But Meta’s model is available only upon request, and it has a license that limits its use for research purposes. Hugging Face goes a step further. The meetings detailing its work over the past year are recorded and uploaded online, and anyone can download the model free of charge and use it for research or to build commercial applications.
A big focus for BigScience was to embed ethical considerations into the model from its inception, instead of treating them as an afterthought. LLMs are trained on tons of data collected by scraping the internet. This can be problematic, because these data sets include lots of personal information and often reflect dangerous biases. The group developed data governance structures specifically for LLMs that should make it clearer what data is being used and who it belongs to, and it sourced different data sets from around the world that weren’t readily available online.
The group is also launching a new Responsible AI License, which is something like a terms-of-service agreement. It is designed to act as a deterrent from using BLOOM in high-risk sectors such as law enforcement or health care, or to harm, deceive, exploit, or impersonate people. The license is an experiment in self-regulating LLMs before laws catch up, says Danish Contractor, an AI researcher who volunteered on the project and co-created the license. But ultimately, there’s nothing stopping anyone from abusing BLOOM.
The project had its own ethical guidelines in place from the very beginning, which worked as guiding principles for the model’s development, says Giada Pistilli, Hugging Face’s ethicalist, who drafted BLOOM’s ethical charter. For example, it made a point of recruiting volunteers from diverse backgrounds and locations, ensuring that outsiders can easily reproduce the project’s findings, and releasing its results in the open.

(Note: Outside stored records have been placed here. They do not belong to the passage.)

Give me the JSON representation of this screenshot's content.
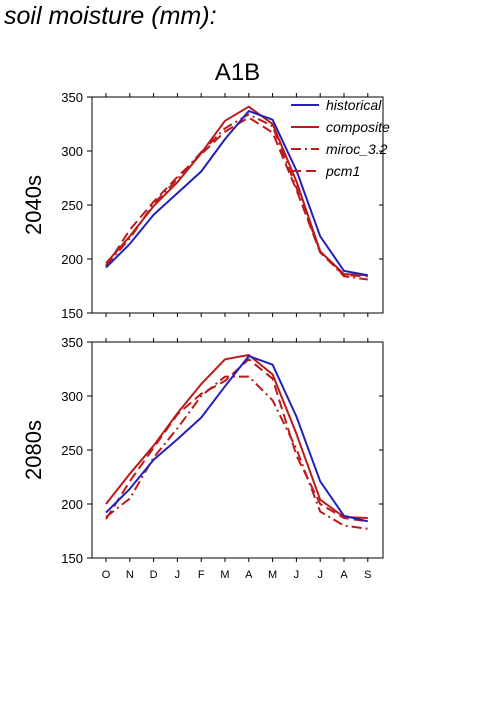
{
  "page_title": "soil moisture (mm):",
  "scenario": "A1B",
  "chart_data": [
    {
      "type": "line",
      "panel_label": "2040s",
      "categories": [
        "O",
        "N",
        "D",
        "J",
        "F",
        "M",
        "A",
        "M",
        "J",
        "J",
        "A",
        "S"
      ],
      "ylim": [
        150,
        350
      ],
      "yticks": [
        150,
        200,
        250,
        300,
        350
      ],
      "legend_position": "top-right",
      "series": [
        {
          "name": "historical",
          "color": "#2222bb",
          "dash": "solid",
          "values": [
            192,
            214,
            241,
            261,
            281,
            311,
            337,
            329,
            282,
            221,
            189,
            185
          ]
        },
        {
          "name": "composite",
          "color": "#bb1a1a",
          "dash": "solid",
          "values": [
            196,
            221,
            249,
            271,
            298,
            328,
            341,
            325,
            272,
            207,
            186,
            185
          ]
        },
        {
          "name": "miroc_3.2",
          "color": "#bb1a1a",
          "dash": "dashdot",
          "values": [
            194,
            219,
            251,
            274,
            299,
            321,
            334,
            323,
            266,
            207,
            184,
            181
          ]
        },
        {
          "name": "pcm1",
          "color": "#bb1a1a",
          "dash": "dashed",
          "values": [
            193,
            227,
            253,
            276,
            297,
            318,
            331,
            317,
            264,
            206,
            185,
            184
          ]
        }
      ]
    },
    {
      "type": "line",
      "panel_label": "2080s",
      "categories": [
        "O",
        "N",
        "D",
        "J",
        "F",
        "M",
        "A",
        "M",
        "J",
        "J",
        "A",
        "S"
      ],
      "ylim": [
        150,
        350
      ],
      "yticks": [
        150,
        200,
        250,
        300,
        350
      ],
      "series": [
        {
          "name": "historical",
          "color": "#2222bb",
          "dash": "solid",
          "values": [
            192,
            214,
            241,
            260,
            280,
            309,
            337,
            329,
            281,
            221,
            189,
            184
          ]
        },
        {
          "name": "composite",
          "color": "#bb1a1a",
          "dash": "solid",
          "values": [
            200,
            228,
            254,
            284,
            311,
            334,
            338,
            320,
            265,
            204,
            188,
            187
          ]
        },
        {
          "name": "miroc_3.2",
          "color": "#bb1a1a",
          "dash": "dashdot",
          "values": [
            188,
            205,
            243,
            270,
            300,
            318,
            318,
            296,
            251,
            193,
            180,
            177
          ]
        },
        {
          "name": "pcm1",
          "color": "#bb1a1a",
          "dash": "dashed",
          "values": [
            186,
            221,
            252,
            283,
            302,
            314,
            334,
            316,
            245,
            200,
            187,
            184
          ]
        }
      ]
    }
  ]
}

This philosophy translates into one major difference between BLOOM and other LLMs available today: the vast number of human languages the model can understand. It can handle 46 of them, including French, Vietnamese, Mandarin, Indonesian, Catalan, 13 Indic languages (such as Hindi), and 20 African languages. Just over 30% of its training data was in English. The model also understands 13 programming languages.
This is highly unusual in the world of large language models, where English dominates. That’s another consequence of the fact that LLMs are built by scraping data off the internet: English is the most commonly used language online.
The reason BLOOM was able to improve on this situation is that the team rallied volunteers from around the world to build suitable data sets in other languages even if those languages weren’t as well represented online. For example, Hugging Face organized workshops with African AI researchers to try to find data sets such as records from local authorities or universities that could be used to train the model on African languages, says Chris Emezue, a Hugging Face internal and a researcher at Masakhane , an organization working on natural-language processing for African languages.